Она приблизилась медленно, непрямым путем, двигаясь вдоль стены, подкрадываясь к неподвижному телу осторожными шагами.
Закричала ли она, ударила ли в гонг (в церкви он был), призвала ли как-либо иначе людей на помощь?
Ничего подобного она не сделала.
Может быть, в этом уже не было смысла; может быть, стало совершенно ясно, что Эпифании ничем не помочь, что ее настигла милосердная мгновенная смерть?
Подойдя к Эпифании, Аурора увидела, что ее пальцы все еще вяло перебирают четки; что глаза старой женщины открыты и она узнала внучку; что губы бабушки слабо шевелятся, не выговаривая ничего членораздельного.
И, увидев, что бабушка еще жива, сделала ли она что-нибудь ради спасения ее жизни?
Она замерла.
А потом? Ведь, само собой, она была еще девочка; паника могла вызвать у нее минутный столбняк, это простительно, но, придя в себя, она, конечно, немедленно позвала на помощь домашних… неужели нет?

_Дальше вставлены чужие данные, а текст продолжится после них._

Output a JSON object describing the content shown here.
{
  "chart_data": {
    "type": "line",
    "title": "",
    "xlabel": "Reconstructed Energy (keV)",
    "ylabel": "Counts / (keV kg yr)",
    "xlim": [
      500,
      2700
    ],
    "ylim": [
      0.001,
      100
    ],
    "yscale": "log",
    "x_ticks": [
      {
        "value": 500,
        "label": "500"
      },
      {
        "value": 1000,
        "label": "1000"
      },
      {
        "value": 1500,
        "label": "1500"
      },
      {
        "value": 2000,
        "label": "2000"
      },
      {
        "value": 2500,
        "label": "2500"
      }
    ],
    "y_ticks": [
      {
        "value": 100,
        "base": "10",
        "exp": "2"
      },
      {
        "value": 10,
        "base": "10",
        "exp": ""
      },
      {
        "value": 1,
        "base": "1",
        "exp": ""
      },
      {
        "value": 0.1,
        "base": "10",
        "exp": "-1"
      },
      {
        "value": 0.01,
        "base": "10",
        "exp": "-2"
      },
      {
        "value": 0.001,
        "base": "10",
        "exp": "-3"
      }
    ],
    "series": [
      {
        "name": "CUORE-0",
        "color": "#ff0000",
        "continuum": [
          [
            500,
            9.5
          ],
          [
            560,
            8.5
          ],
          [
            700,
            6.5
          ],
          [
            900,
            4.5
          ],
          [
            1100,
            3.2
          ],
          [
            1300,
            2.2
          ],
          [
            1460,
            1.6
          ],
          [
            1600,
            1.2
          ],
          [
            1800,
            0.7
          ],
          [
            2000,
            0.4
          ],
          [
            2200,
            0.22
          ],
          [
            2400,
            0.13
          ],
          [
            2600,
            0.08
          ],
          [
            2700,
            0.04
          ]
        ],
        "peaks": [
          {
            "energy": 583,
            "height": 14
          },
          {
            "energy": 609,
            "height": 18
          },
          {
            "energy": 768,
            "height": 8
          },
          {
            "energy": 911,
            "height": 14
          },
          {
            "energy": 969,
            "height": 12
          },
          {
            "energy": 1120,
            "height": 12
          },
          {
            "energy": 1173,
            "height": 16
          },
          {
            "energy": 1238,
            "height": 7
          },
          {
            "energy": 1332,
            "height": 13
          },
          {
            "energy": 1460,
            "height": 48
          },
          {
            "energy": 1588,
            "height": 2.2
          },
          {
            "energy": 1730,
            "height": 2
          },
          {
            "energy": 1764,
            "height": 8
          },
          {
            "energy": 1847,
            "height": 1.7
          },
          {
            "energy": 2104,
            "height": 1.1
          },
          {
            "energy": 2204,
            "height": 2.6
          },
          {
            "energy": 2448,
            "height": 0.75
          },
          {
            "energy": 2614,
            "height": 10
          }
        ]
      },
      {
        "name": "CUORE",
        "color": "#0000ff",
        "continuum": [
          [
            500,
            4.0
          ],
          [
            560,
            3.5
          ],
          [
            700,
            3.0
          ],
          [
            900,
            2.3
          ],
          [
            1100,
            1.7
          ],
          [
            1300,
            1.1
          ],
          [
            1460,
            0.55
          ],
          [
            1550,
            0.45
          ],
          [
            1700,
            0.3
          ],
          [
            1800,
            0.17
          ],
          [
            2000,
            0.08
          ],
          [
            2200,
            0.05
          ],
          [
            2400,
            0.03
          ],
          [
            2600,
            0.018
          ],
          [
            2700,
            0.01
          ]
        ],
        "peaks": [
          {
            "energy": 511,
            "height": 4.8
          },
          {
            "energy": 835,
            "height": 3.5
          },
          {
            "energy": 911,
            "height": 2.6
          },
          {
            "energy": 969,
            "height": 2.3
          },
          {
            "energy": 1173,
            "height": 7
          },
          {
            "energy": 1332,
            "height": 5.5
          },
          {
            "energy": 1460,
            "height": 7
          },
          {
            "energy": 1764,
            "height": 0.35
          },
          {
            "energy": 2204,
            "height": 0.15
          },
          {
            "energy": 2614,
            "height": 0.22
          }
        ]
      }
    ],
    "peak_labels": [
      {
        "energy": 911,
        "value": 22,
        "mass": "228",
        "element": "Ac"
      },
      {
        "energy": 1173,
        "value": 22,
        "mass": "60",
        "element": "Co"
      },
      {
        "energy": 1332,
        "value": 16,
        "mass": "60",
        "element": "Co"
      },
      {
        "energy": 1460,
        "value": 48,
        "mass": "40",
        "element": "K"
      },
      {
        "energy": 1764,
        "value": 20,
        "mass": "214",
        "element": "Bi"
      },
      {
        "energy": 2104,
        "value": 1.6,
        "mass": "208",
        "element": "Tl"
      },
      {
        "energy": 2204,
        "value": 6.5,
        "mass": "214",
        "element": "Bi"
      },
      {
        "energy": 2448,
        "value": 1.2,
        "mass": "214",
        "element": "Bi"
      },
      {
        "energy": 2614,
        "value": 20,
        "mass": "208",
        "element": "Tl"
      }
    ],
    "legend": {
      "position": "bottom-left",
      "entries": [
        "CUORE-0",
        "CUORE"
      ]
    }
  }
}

Придя в себя, она отступила на два шага назад; потом села на пол, скрестив ноги; и стала смотреть.
И она не почувствовала ни жалости, ни стыда, ни страха?

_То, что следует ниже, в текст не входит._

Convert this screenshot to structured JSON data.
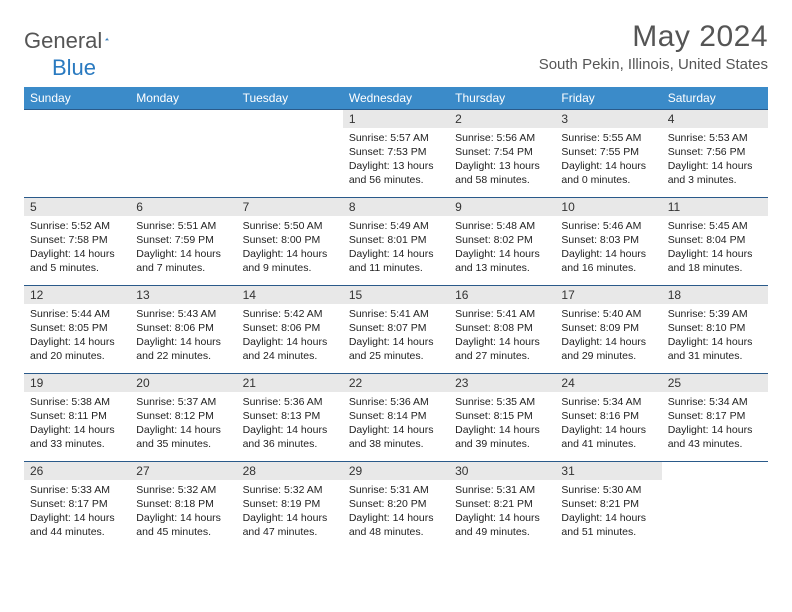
{
  "brand": {
    "part1": "General",
    "part2": "Blue"
  },
  "title": "May 2024",
  "location": "South Pekin, Illinois, United States",
  "colors": {
    "header_bg": "#3b8bc9",
    "header_text": "#ffffff",
    "daynum_bg": "#e8e8e8",
    "border_top": "#2a5a8a",
    "title_color": "#555555",
    "brand_blue": "#2a7ac0"
  },
  "typography": {
    "title_fontsize": 30,
    "location_fontsize": 15,
    "header_fontsize": 12,
    "cell_fontsize": 10.5
  },
  "weekdays": [
    "Sunday",
    "Monday",
    "Tuesday",
    "Wednesday",
    "Thursday",
    "Friday",
    "Saturday"
  ],
  "weeks": [
    [
      null,
      null,
      null,
      {
        "day": "1",
        "sunrise": "Sunrise: 5:57 AM",
        "sunset": "Sunset: 7:53 PM",
        "daylight": "Daylight: 13 hours and 56 minutes."
      },
      {
        "day": "2",
        "sunrise": "Sunrise: 5:56 AM",
        "sunset": "Sunset: 7:54 PM",
        "daylight": "Daylight: 13 hours and 58 minutes."
      },
      {
        "day": "3",
        "sunrise": "Sunrise: 5:55 AM",
        "sunset": "Sunset: 7:55 PM",
        "daylight": "Daylight: 14 hours and 0 minutes."
      },
      {
        "day": "4",
        "sunrise": "Sunrise: 5:53 AM",
        "sunset": "Sunset: 7:56 PM",
        "daylight": "Daylight: 14 hours and 3 minutes."
      }
    ],
    [
      {
        "day": "5",
        "sunrise": "Sunrise: 5:52 AM",
        "sunset": "Sunset: 7:58 PM",
        "daylight": "Daylight: 14 hours and 5 minutes."
      },
      {
        "day": "6",
        "sunrise": "Sunrise: 5:51 AM",
        "sunset": "Sunset: 7:59 PM",
        "daylight": "Daylight: 14 hours and 7 minutes."
      },
      {
        "day": "7",
        "sunrise": "Sunrise: 5:50 AM",
        "sunset": "Sunset: 8:00 PM",
        "daylight": "Daylight: 14 hours and 9 minutes."
      },
      {
        "day": "8",
        "sunrise": "Sunrise: 5:49 AM",
        "sunset": "Sunset: 8:01 PM",
        "daylight": "Daylight: 14 hours and 11 minutes."
      },
      {
        "day": "9",
        "sunrise": "Sunrise: 5:48 AM",
        "sunset": "Sunset: 8:02 PM",
        "daylight": "Daylight: 14 hours and 13 minutes."
      },
      {
        "day": "10",
        "sunrise": "Sunrise: 5:46 AM",
        "sunset": "Sunset: 8:03 PM",
        "daylight": "Daylight: 14 hours and 16 minutes."
      },
      {
        "day": "11",
        "sunrise": "Sunrise: 5:45 AM",
        "sunset": "Sunset: 8:04 PM",
        "daylight": "Daylight: 14 hours and 18 minutes."
      }
    ],
    [
      {
        "day": "12",
        "sunrise": "Sunrise: 5:44 AM",
        "sunset": "Sunset: 8:05 PM",
        "daylight": "Daylight: 14 hours and 20 minutes."
      },
      {
        "day": "13",
        "sunrise": "Sunrise: 5:43 AM",
        "sunset": "Sunset: 8:06 PM",
        "daylight": "Daylight: 14 hours and 22 minutes."
      },
      {
        "day": "14",
        "sunrise": "Sunrise: 5:42 AM",
        "sunset": "Sunset: 8:06 PM",
        "daylight": "Daylight: 14 hours and 24 minutes."
      },
      {
        "day": "15",
        "sunrise": "Sunrise: 5:41 AM",
        "sunset": "Sunset: 8:07 PM",
        "daylight": "Daylight: 14 hours and 25 minutes."
      },
      {
        "day": "16",
        "sunrise": "Sunrise: 5:41 AM",
        "sunset": "Sunset: 8:08 PM",
        "daylight": "Daylight: 14 hours and 27 minutes."
      },
      {
        "day": "17",
        "sunrise": "Sunrise: 5:40 AM",
        "sunset": "Sunset: 8:09 PM",
        "daylight": "Daylight: 14 hours and 29 minutes."
      },
      {
        "day": "18",
        "sunrise": "Sunrise: 5:39 AM",
        "sunset": "Sunset: 8:10 PM",
        "daylight": "Daylight: 14 hours and 31 minutes."
      }
    ],
    [
      {
        "day": "19",
        "sunrise": "Sunrise: 5:38 AM",
        "sunset": "Sunset: 8:11 PM",
        "daylight": "Daylight: 14 hours and 33 minutes."
      },
      {
        "day": "20",
        "sunrise": "Sunrise: 5:37 AM",
        "sunset": "Sunset: 8:12 PM",
        "daylight": "Daylight: 14 hours and 35 minutes."
      },
      {
        "day": "21",
        "sunrise": "Sunrise: 5:36 AM",
        "sunset": "Sunset: 8:13 PM",
        "daylight": "Daylight: 14 hours and 36 minutes."
      },
      {
        "day": "22",
        "sunrise": "Sunrise: 5:36 AM",
        "sunset": "Sunset: 8:14 PM",
        "daylight": "Daylight: 14 hours and 38 minutes."
      },
      {
        "day": "23",
        "sunrise": "Sunrise: 5:35 AM",
        "sunset": "Sunset: 8:15 PM",
        "daylight": "Daylight: 14 hours and 39 minutes."
      },
      {
        "day": "24",
        "sunrise": "Sunrise: 5:34 AM",
        "sunset": "Sunset: 8:16 PM",
        "daylight": "Daylight: 14 hours and 41 minutes."
      },
      {
        "day": "25",
        "sunrise": "Sunrise: 5:34 AM",
        "sunset": "Sunset: 8:17 PM",
        "daylight": "Daylight: 14 hours and 43 minutes."
      }
    ],
    [
      {
        "day": "26",
        "sunrise": "Sunrise: 5:33 AM",
        "sunset": "Sunset: 8:17 PM",
        "daylight": "Daylight: 14 hours and 44 minutes."
      },
      {
        "day": "27",
        "sunrise": "Sunrise: 5:32 AM",
        "sunset": "Sunset: 8:18 PM",
        "daylight": "Daylight: 14 hours and 45 minutes."
      },
      {
        "day": "28",
        "sunrise": "Sunrise: 5:32 AM",
        "sunset": "Sunset: 8:19 PM",
        "daylight": "Daylight: 14 hours and 47 minutes."
      },
      {
        "day": "29",
        "sunrise": "Sunrise: 5:31 AM",
        "sunset": "Sunset: 8:20 PM",
        "daylight": "Daylight: 14 hours and 48 minutes."
      },
      {
        "day": "30",
        "sunrise": "Sunrise: 5:31 AM",
        "sunset": "Sunset: 8:21 PM",
        "daylight": "Daylight: 14 hours and 49 minutes."
      },
      {
        "day": "31",
        "sunrise": "Sunrise: 5:30 AM",
        "sunset": "Sunset: 8:21 PM",
        "daylight": "Daylight: 14 hours and 51 minutes."
      },
      null
    ]
  ]
}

Она была озабочена – это да. Если приступ у Эпифании окажется несмертельным, тогда ее поведение сочтут предосудительным; даже отец разгневается. Она это знала.
И более ничего?
Она боялась, что ее увидят; поэтому она пошла и закрыла дверь церкви.
Почему тогда не пойти до конца? Почему не задуть свечи и не выключить электричество?
Все надо было оставить, как оставила Эпифания.
Значит, хладнокровное убийство. Все было рассчитано.
Если бездействие можно приравнять к убийству, то да. Если сердечный приступ Эпифании был столь серьезен, что ее оказалось невозможно спасти, то нет. Спорный случай.
Эпифания умерла?
Спустя час ее губы в последний раз зашевелились, глаза вновь обратились на внучку. Поднеся ухо к умирающему рту, Аурора услышала бабушкино проклятие.
И что же убийца? Или, справедливости ради, – та, которая, возможно, была убийцей?
Оставила дверь церкви широко открытой, как раньше, и отправилась спать…
…Но ведь не могла же она…
…и заснула безмятежным сном младенца. И проснулась рождественским утром.
Нелицеприятная правда состоит в том, что смерть Эпифании отозвалась прибавлением жизни. Какой-то давно изгнанный дух – может быть, радости – вернулся на остров Кабрал. Изменилось само освещение, словно из воздуха убрали некий фильтр; заиграли свежие краски, все как будто переродилось. В новом году садовники дивились бурному росту насаждений и малому количеству вредителей, и даже абсолютно равнодушные к растительным красотам глаза останавливались на величественных каскадах бугенвиллеи, даже наименее чувствительные носы ощущали победную мощь жасмина, ландыша, орхидей и цветов декоративного кактуса. Казалось, гудящее возбуждение, предвкушение нового передается и старому дому; горечь и затхлость ушли из его дворов. Даже бульдог Джавахарлал помягчел нравом в новую эпоху.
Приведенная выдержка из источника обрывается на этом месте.